How Drones are making use of Artificial Intelligence

Tuesday, September 4, 2018

How Drones are making use of Artificial Intelligence

By now, you have heard, seen and possibly even own a drone yourself.

You have probably seen them in countless films and TV series, and at concerts and outdoor events. Drones have been featured in films like 1989's Back to the Future Part II, and more current ones like Interstellar. This technology has not gone unnoticed. When at one time, drones seemed out of our access or devices for military use, they seem to be everywhere now.

man with a drone
Figure 1. Commercial use of drones has increased significantly in recent years 

Before getting into how and what drones can do for us now, let's go back to the beginning. The first recorded use of an unmanned aerial vehicle (UAV) was in 1849, in the form of a balloon carrier used by Austrian forces during a battle. It is widely known that drones are used in battle, to oversee areas where it is too dangerous for pilots to cover, so it is no surprise that they got their start this way.

Since then, the use of drones has shifted and diversified from war and battleground use, to commercial use, as we have seen in recent years. The Consumer Technology Association points out that an estimated 2.4 million personal drone units were sold in the USA in 2016, more than doubling the previous year, and not suprisingly, total sales in 2018 are expected to be higher than 3.7 million units. However, according to Gartner, drone sales in 2016 were closer to 2.2 million units worldwide. The difference in numbers is due to how different companies define what a drone is. For Gartner, a drone is an aircraft that has the ability to connect to the internet, and the firm foresees that sales for personal use (photographs/entertainment) will not slow down in coming years.

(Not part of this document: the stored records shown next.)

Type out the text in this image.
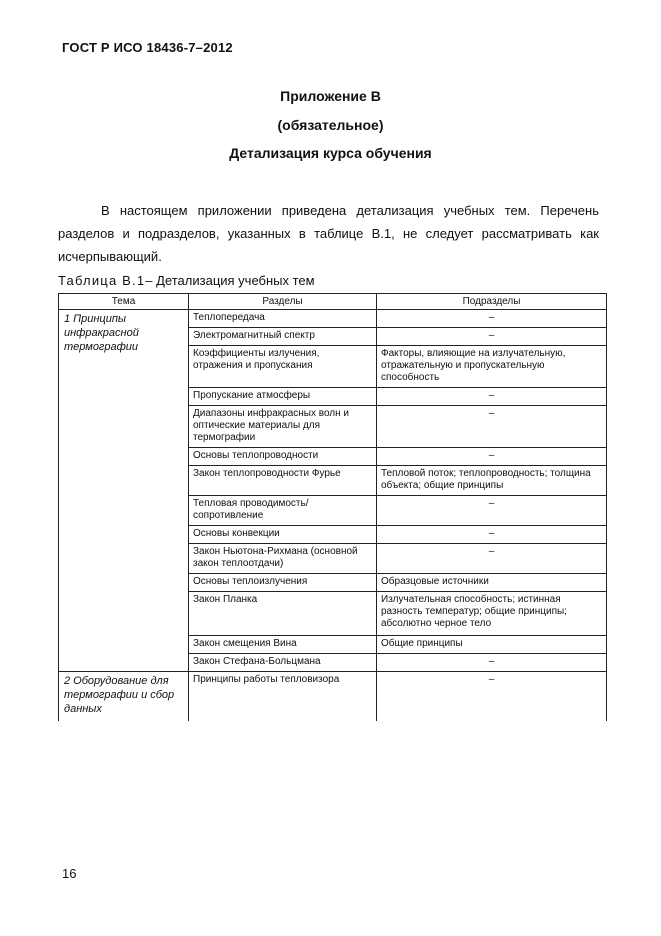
ГОСТ Р ИСО 18436-7–2012
Приложение В
(обязательное)
Детализация курса обучения

В настоящем приложении приведена детализация учебных тем. Перечень разделов и подразделов, указанных в таблице В.1, не следует рассматривать как исчерпывающий.

Таблица В.1– Детализация учебных тем
Тема	Разделы	Подразделы
1 Принципы инфракрасной термографии	Теплопередача	–
	Электромагнитный спектр	–
	Коэффициенты излучения, отражения и пропускания	Факторы, влияющие на излучательную, отражательную и пропускательную способность
	Пропускание атмосферы	–
	Диапазоны инфракрасных волн и оптические материалы для термографии	–
	Основы теплопроводности	–
	Закон теплопроводности Фурье	Тепловой поток; теплопроводность; толщина объекта; общие принципы
	Тепловая проводимость/сопротивление	–
	Основы конвекции	–
	Закон Ньютона-Рихмана (основной закон теплоотдачи)	–
	Основы теплоизлучения	Образцовые источники
	Закон Планка	Излучательная способность; истинная разность температур; общие принципы; абсолютно черное тело
	Закон смещения Вина	Общие принципы
	Закон Стефана-Больцмана	–
2 Оборудование для термографии и сбор данных	Принципы работы тепловизора	–
16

One thing is sure, drones are more popular than ever, but what are they really for, and can they really help us in the end? The answer is clear, with the added advantage of Artificial Intelligence, drones can become helpful allies when trying to save lives in remote areas, increase the safety of construction workers and monitor safety.

To be able to see for yourself how Artificial Intelligence plays a role in the use of drones, we will show a few examples from different fields, starting with the construction sector, which we have mentioned before on the blog. Doxel, a company dedicated to construction productivity heavily relies on AI. They use drones to capture outdoor data of a work site, and then applies AI algorithms to process the visual data, inspects installation quality and quantifies how much of the material that has been installed, has been installed correctly. In Japan, constructions sites are also relying on drones to have a complete view of the site in a matter of minutes, using drones like Skycatch. This American company has reduced the time to scan, and map in 3D an entire site from days to around 15 minutes.

aerial view of forest
Figure 2. The protection of natural resources can be largely helped by drones

Drones can also be helpful in controlling the adequate use of natural resources. In Spain, in the region of Extremadura, drones are being used to supervise the Tagus (Tajo in spanish) basin. The drones check for irregularities and infractions related to illegal water extraction. The Tagus Hydrographic Confederation monitors the groundwater levels in the basin, to make sure no illegal extractions are made, as this endangers not only the water resources of the basin, but its entire ecosystem. Also in Spain, the use of drones has been adopted for traffic monitoring and control, especially to identify drunk drivers and traffic infractions.

And while there are many companies that make use of this, the last one we will mention is Zipline. Launched in 2016 in California, the company builds drones and runs delivery services for medical supplies, in areas that are hard to access by land. The focus so far has been Africa, specifically Rwanda, where medical supplies could normally take hours to reach the ones who need it most, when they need it most. With the help Zipline, medicines, blood and even organs reach hospitals and clinics in remote areas in minutes, and have already saved many lives. By incorporating Artificial Intelligence into their processes, the company now transports 20% of the nation’s blood supply outside of the capital city of Kigali.

These are only a few examples of how combining AI technology with drones, can not only be helpful in the construction sector, but help with protecting the environment, and saving lives.